We need to remind ourselves honestly how we actually behave when there is a sloppy but cheaper clone of the same thing. To give more examples: illegally download MP3 files from Napster or buy CDs; eat cheap junk food or nutritious whole food; buy greenhouse-gas-emitting energy from warmongering dictators or invest in green energy. Let’s face the truth: there is a market for sloppy product even when that sloppy product is killing you, having a risk to put you behind bars or making you a complicit in crime against humanity, because we don’t have an unlimited amount of purchasing power. Again, can AI replace my job? As long as I am way more expensive than AI: yes, AI can 100% replace my job even AI might do a sloppier job than I do. Or even, AI is doing a sloppy job that can harm the consumers.

Like in the AI journalism, I can regurgitate what x, y, z values I can generate and therefore my service should be more expensive than AI’s. From the DKNY example, we know that the market value of your x, y, z depends on 1) whether my consumers care about those x, y, z and 2) if they care, whether or not they can afford to pay me for my x, y, z added-values. From this analysis, I know for sure for most consumers they don’t care about the x, y, z values a researcher can generate. Most consumers would say they can do their own research on YouTube and listen to those YouTubers. They can also get their PhD from the University of Facebook.

Let’s back down a little bit. LLMs are like people who can speak confidently about things that they know shit about. And they don’t care about the factual accuracy, integrity or how they can harm you. In my language, we have a slang for that: 9upper (Shit-speakers). An English translation would be bullshitter. For example, a bullshitter without any knowledge about labor economics can write confidently about labor economics in a blog post. Let’s face it, even a bullshitter who doesn’t know how to read can have more audience than an expert on Telegram. An LLM has at least consumed the whole Wikipedia, code from GitHub and all of the racist comments from Reddit.

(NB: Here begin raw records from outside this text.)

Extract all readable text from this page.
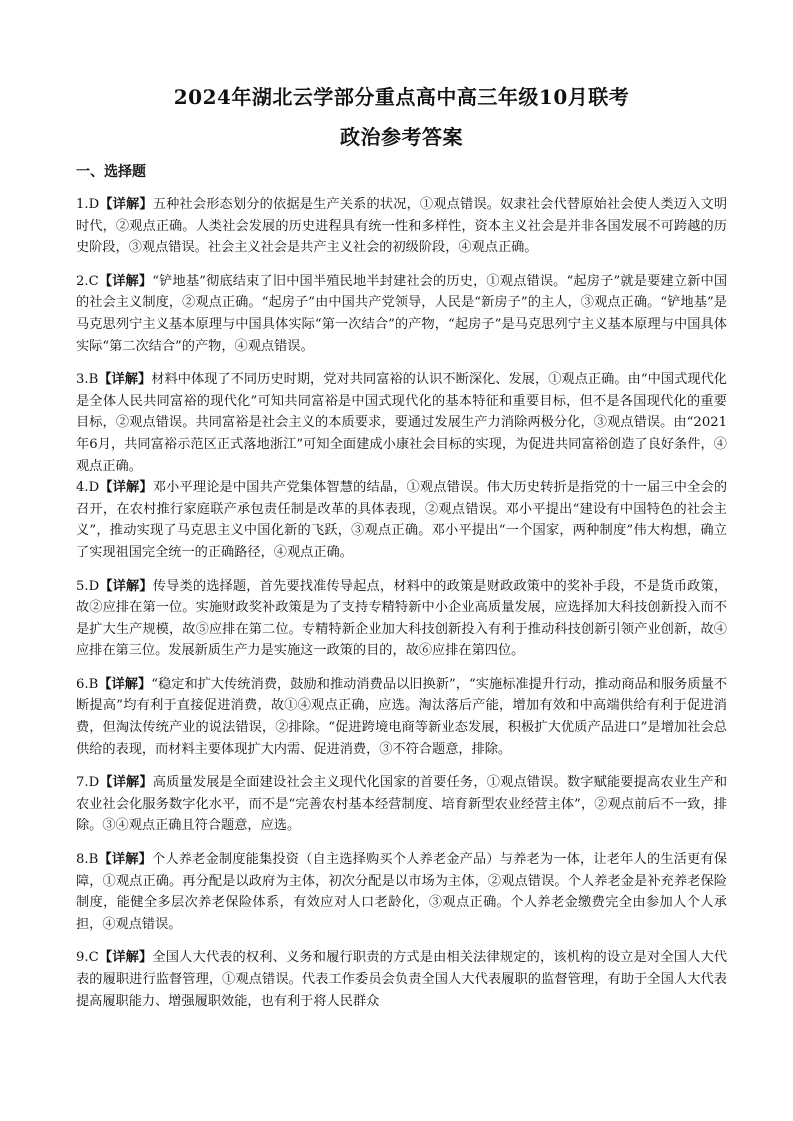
2024年湖北云学部分重点高中高三年级10月联考
政治参考答案
一、选择题

1.D【详解】五种社会形态划分的依据是生产关系的状况，①观点错误。奴隶社会代替原始社会使人类迈入文明时代，②观点正确。人类社会发展的历史进程具有统一性和多样性，资本主义社会是并非各国发展不可跨越的历史阶段，③观点错误。社会主义社会是共产主义社会的初级阶段，④观点正确。

2.C【详解】“铲地基”彻底结束了旧中国半殖民地半封建社会的历史，①观点错误。“起房子”就是要建立新中国的社会主义制度，②观点正确。“起房子”由中国共产党领导，人民是“新房子”的主人，③观点正确。“铲地基”是马克思列宁主义基本原理与中国具体实际“第一次结合”的产物，“起房子”是马克思列宁主义基本原理与中国具体实际“第二次结合”的产物，④观点错误。

3.B【详解】材料中体现了不同历史时期，党对共同富裕的认识不断深化、发展，①观点正确。由“中国式现代化是全体人民共同富裕的现代化”可知共同富裕是中国式现代化的基本特征和重要目标，但不是各国现代化的重要目标，②观点错误。共同富裕是社会主义的本质要求，要通过发展生产力消除两极分化，③观点错误。由“2021年6月，共同富裕示范区正式落地浙江”可知全面建成小康社会目标的实现，为促进共同富裕创造了良好条件，④观点正确。

4.D【详解】邓小平理论是中国共产党集体智慧的结晶，①观点错误。伟大历史转折是指党的十一届三中全会的召开，在农村推行家庭联产承包责任制是改革的具体表现，②观点错误。邓小平提出“建设有中国特色的社会主义”，推动实现了马克思主义中国化新的飞跃，③观点正确。邓小平提出“一个国家，两种制度”伟大构想，确立了实现祖国完全统一的正确路径，④观点正确。

5.D【详解】传导类的选择题，首先要找准传导起点，材料中的政策是财政政策中的奖补手段，不是货币政策，故②应排在第一位。实施财政奖补政策是为了支持专精特新中小企业高质量发展，应选择加大科技创新投入而不是扩大生产规模，故⑤应排在第二位。专精特新企业加大科技创新投入有利于推动科技创新引领产业创新，故④应排在第三位。发展新质生产力是实施这一政策的目的，故⑥应排在第四位。

6.B【详解】“稳定和扩大传统消费，鼓励和推动消费品以旧换新”，“实施标准提升行动，推动商品和服务质量不断提高”均有利于直接促进消费，故①④观点正确，应选。淘汰落后产能，增加有效和中高端供给有利于促进消费，但淘汰传统产业的说法错误，②排除。“促进跨境电商等新业态发展，积极扩大优质产品进口”是增加社会总供给的表现，而材料主要体现扩大内需、促进消费，③不符合题意，排除。

7.D【详解】高质量发展是全面建设社会主义现代化国家的首要任务，①观点错误。数字赋能要提高农业生产和农业社会化服务数字化水平，而不是“完善农村基本经营制度、培育新型农业经营主体”，②观点前后不一致，排除。③④观点正确且符合题意，应选。

8.B【详解】个人养老金制度能集投资（自主选择购买个人养老金产品）与养老为一体，让老年人的生活更有保障，①观点正确。再分配是以政府为主体，初次分配是以市场为主体，②观点错误。个人养老金是补充养老保险制度，能健全多层次养老保险体系，有效应对人口老龄化，③观点正确。个人养老金缴费完全由参加人个人承担，④观点错误。

9.C【详解】全国人大代表的权利、义务和履行职责的方式是由相关法律规定的，该机构的设立是对全国人大代表的履职进行监督管理，①观点错误。代表工作委员会负责全国人大代表履职的监督管理，有助于全国人大代表提高履职能力、增强履职效能，也有利于将人民群众
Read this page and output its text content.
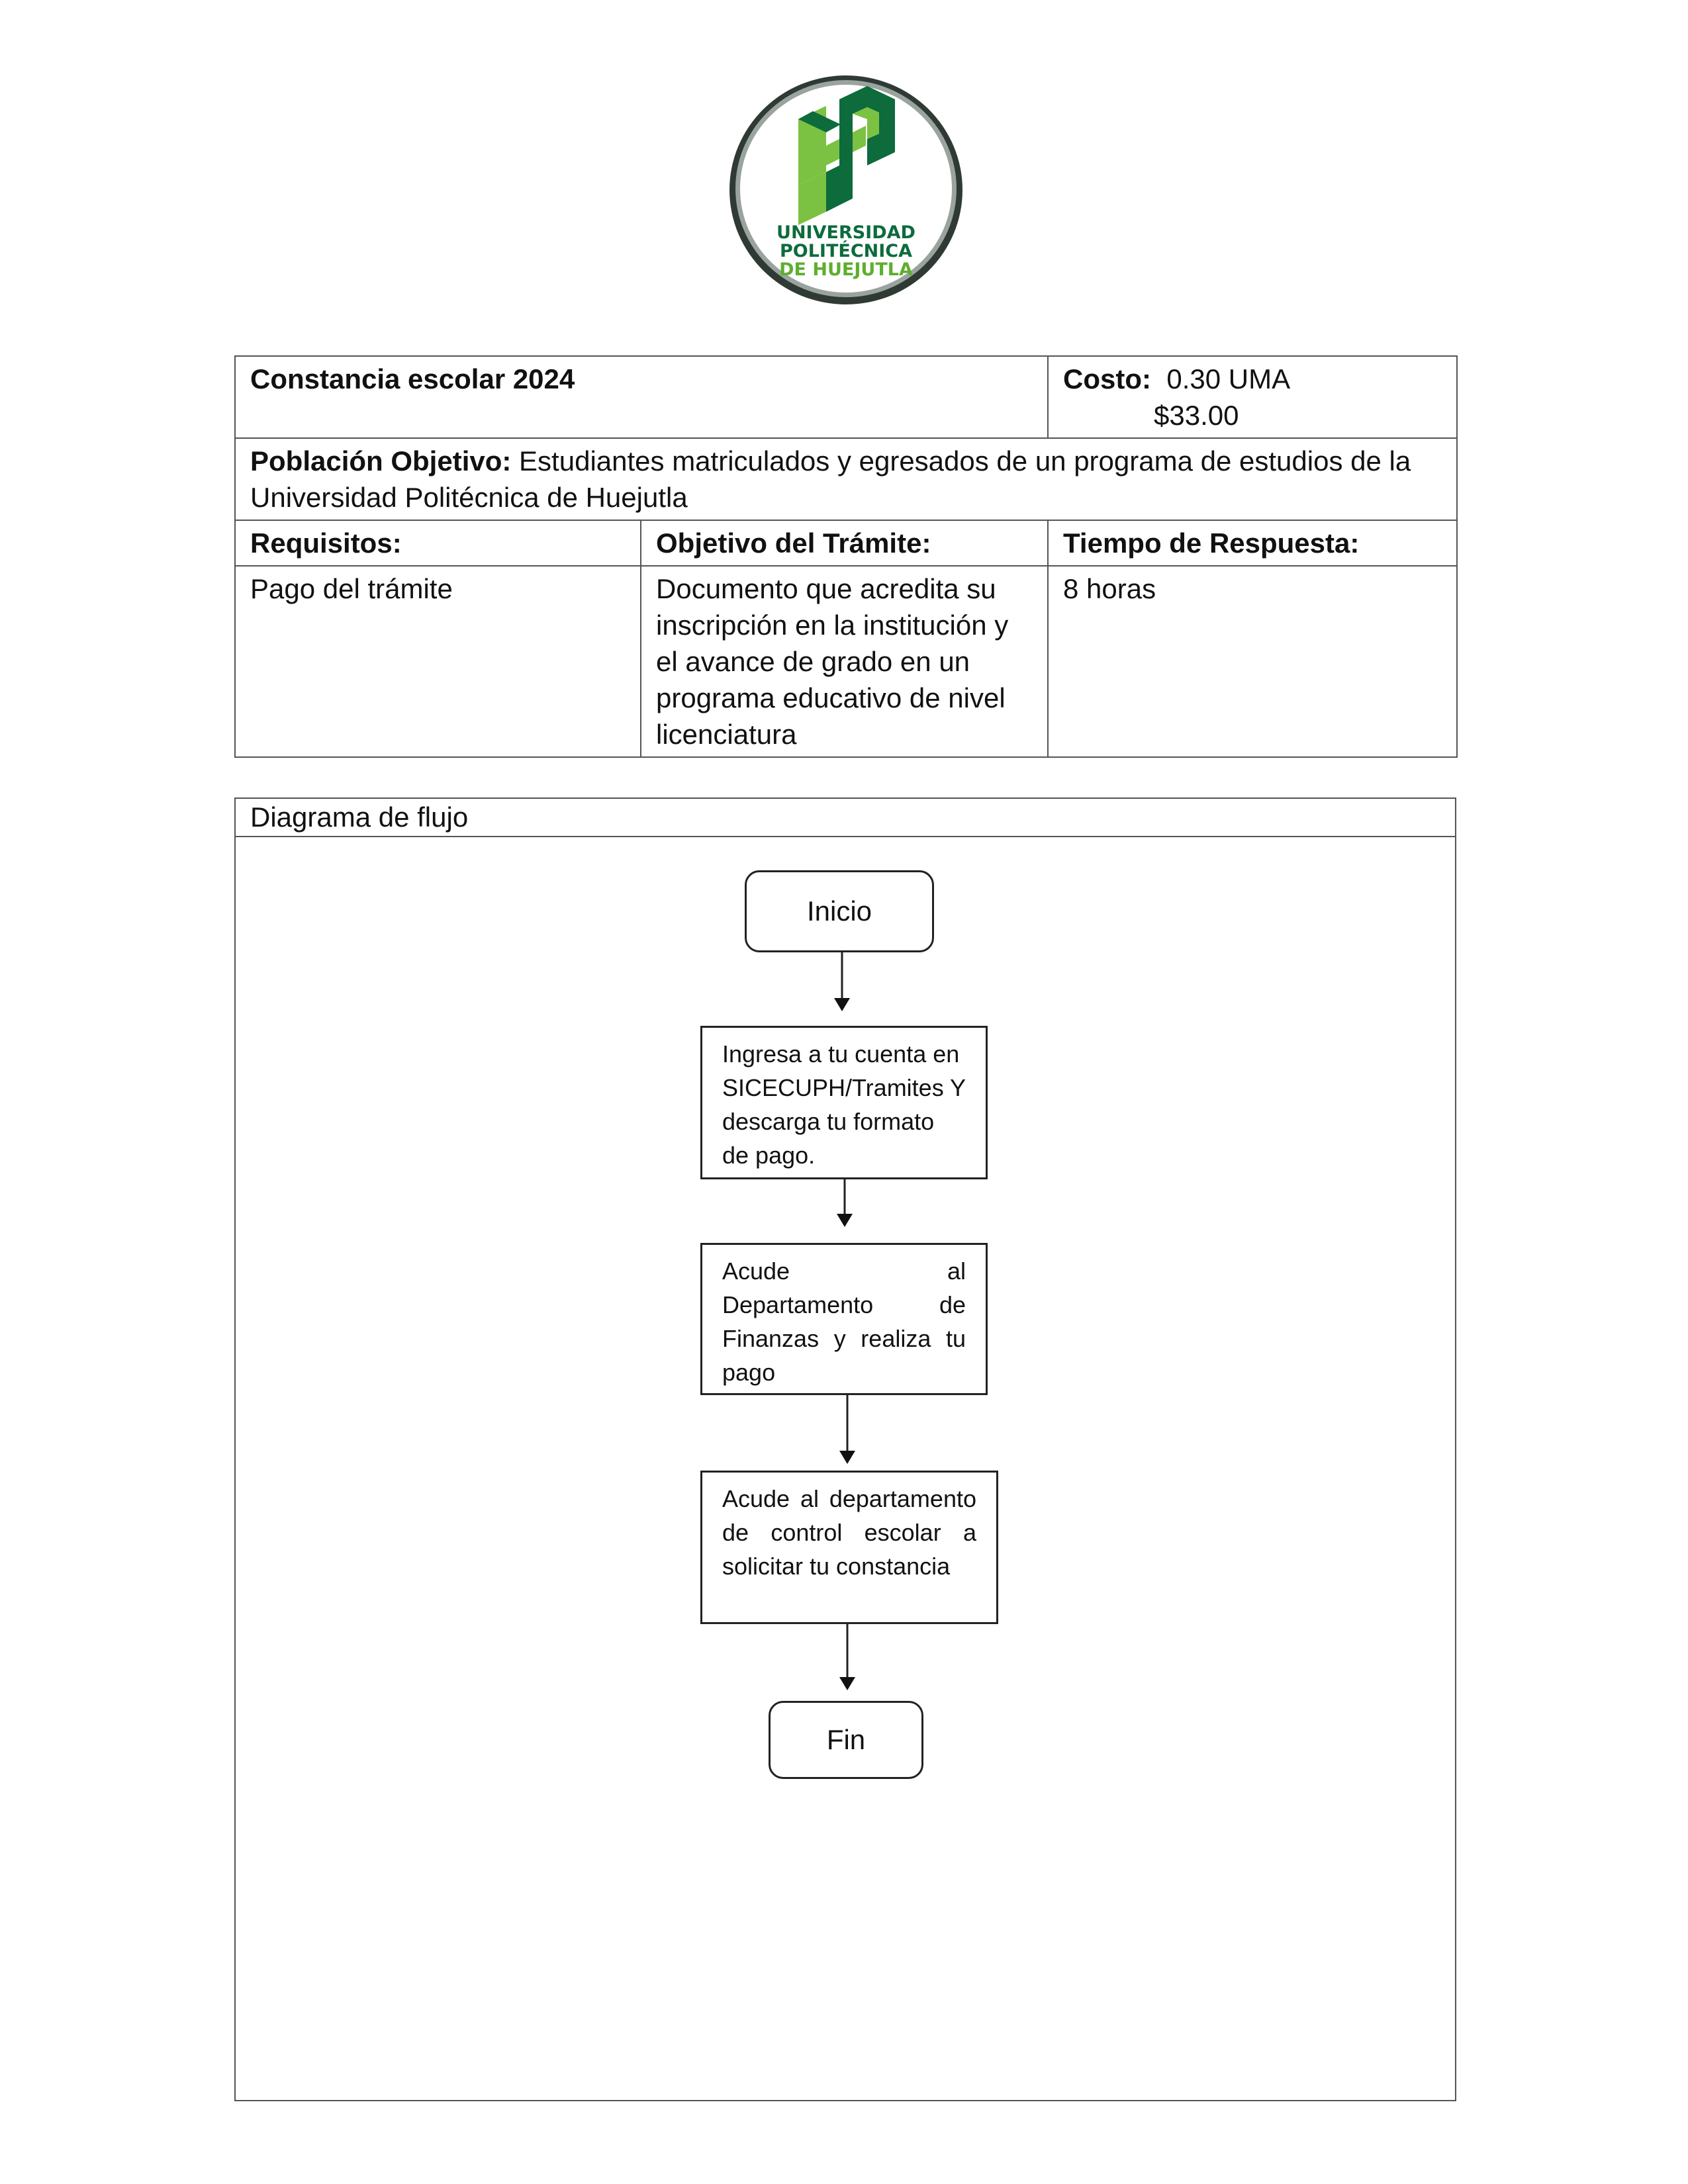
UNIVERSIDAD
POLITÉCNICA
DE HUEJUTLA
Constancia escolar 2024		Costo: 0.30 UMA
$33.00

Población Objetivo: Estudiantes matriculados y egresados de un programa de estudios de la Universidad Politécnica de Huejutla		
Requisitos:	Objetivo del Trámite:	Tiempo de Respuesta:
Pago del trámite	Documento que acredita su inscripción en la institución y el avance de grado en un programa educativo de nivel licenciatura	8 horas
Diagrama de flujo
Inicio
Ingresa a tu cuenta en SICECUPH/Tramites Y descarga tu formato de pago.
Acude al Departamento de Finanzas y realiza tu pago
Acude al departamento de control escolar a solicitar tu constancia
Fin
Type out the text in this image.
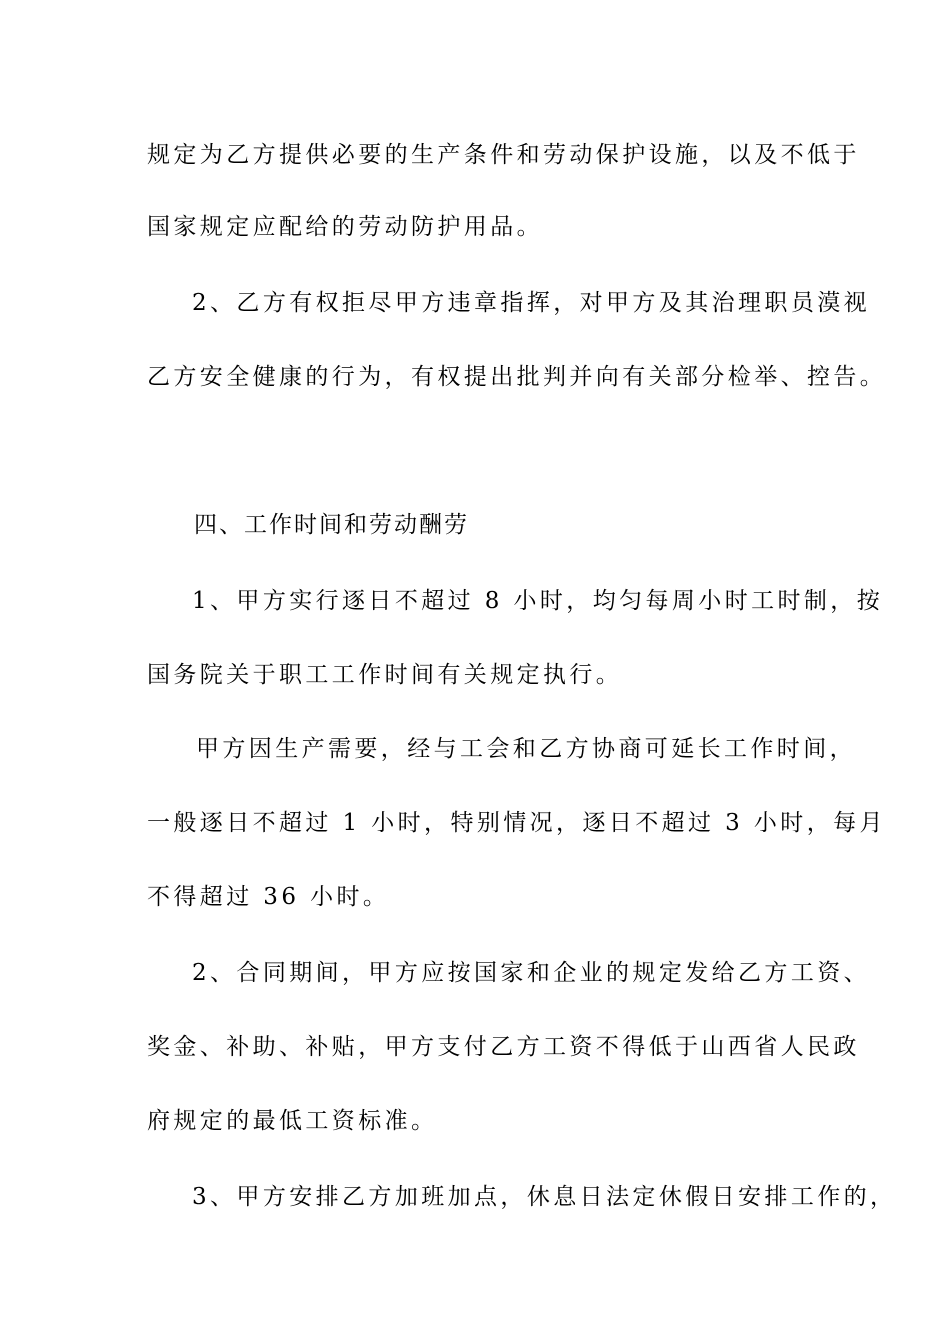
规定为乙方提供必要的生产条件和劳动保护设施，以及不低于
国家规定应配给的劳动防护用品。
2、乙方有权拒尽甲方违章指挥，对甲方及其治理职员漠视
乙方安全健康的行为，有权提出批判并向有关部分检举、控告。
四、工作时间和劳动酬劳
1、甲方实行逐日不超过 8 小时，均匀每周小时工时制，按
国务院关于职工工作时间有关规定执行。
甲方因生产需要，经与工会和乙方协商可延长工作时间，
一般逐日不超过 1 小时，特别情况，逐日不超过 3 小时，每月
不得超过 36 小时。
2、合同期间，甲方应按国家和企业的规定发给乙方工资、
奖金、补助、补贴，甲方支付乙方工资不得低于山西省人民政
府规定的最低工资标准。
3、甲方安排乙方加班加点，休息日法定休假日安排工作的，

If you really need to prove you are not replaceble by an AI, what you need to do is not to show you can provide x, y, z values than AI can’t provide. Instead, what you should do is to show how cheap you are willing to sell your added x, y, z values. Let’s say you are a voice actor and you sell a service of voice acting for a movie for USD 1000. Your added value is the cadence. You can voice act 100% like a human. The hottest AI can do it for less than 1 USD. Maybe the AI can do it only with 60% of your cadence. If your customers don’t care about that 40% difference (and the gap will only get narrower, not wider), what you need to do is to reduce your charge so that your customers are more willing to pay for your added 40%. Are you willing to do that? I can’t say for you but I can’t sell my added x, y, z values for cheap because I have mouths to feed. And because of my price, again, AI can 100% replace my job for cheap.

Having written all these: DKNY still exists. In this sense, we can say that the existence of Primark and the counterfeit PKNY does not threat the __existence__ of DKNY. There are still consumers who are willing to pay for the x, y, z values that Primark and counterfeit can’t provide. On one hand, the market is segmented into high-end and sloppy fashion and therefore both DKNY and Primark can peacefully co-exist. On another hand, the highly lucrative counterfeit threats the financial interest of DKNY. Selling of counterfeit is illegal.

And interestingly, these are also the two paths we can take. The first path is to segment the market into human service and AI service. Luddites can choose human service as a high-end service. The second path is to treat AI services like counterfeit because they are against our financial interest. We should outlaw those AI service providers so that we can still work gainfully, pay for our student loan and mortgage till 60 years old and then die. Or, we should tax those AI service providers heavily and use those money to provide universal basic income to all of us.

If AI does replace my job, I don’t mind working for AI. For example, working in a Uranium power-plant to generate nuclear energy for its consumption (or even generate bioelectric, akin Matrix) or the extremely low-end job like debug the Linux kernel manually, the software that all AI agents probably run on.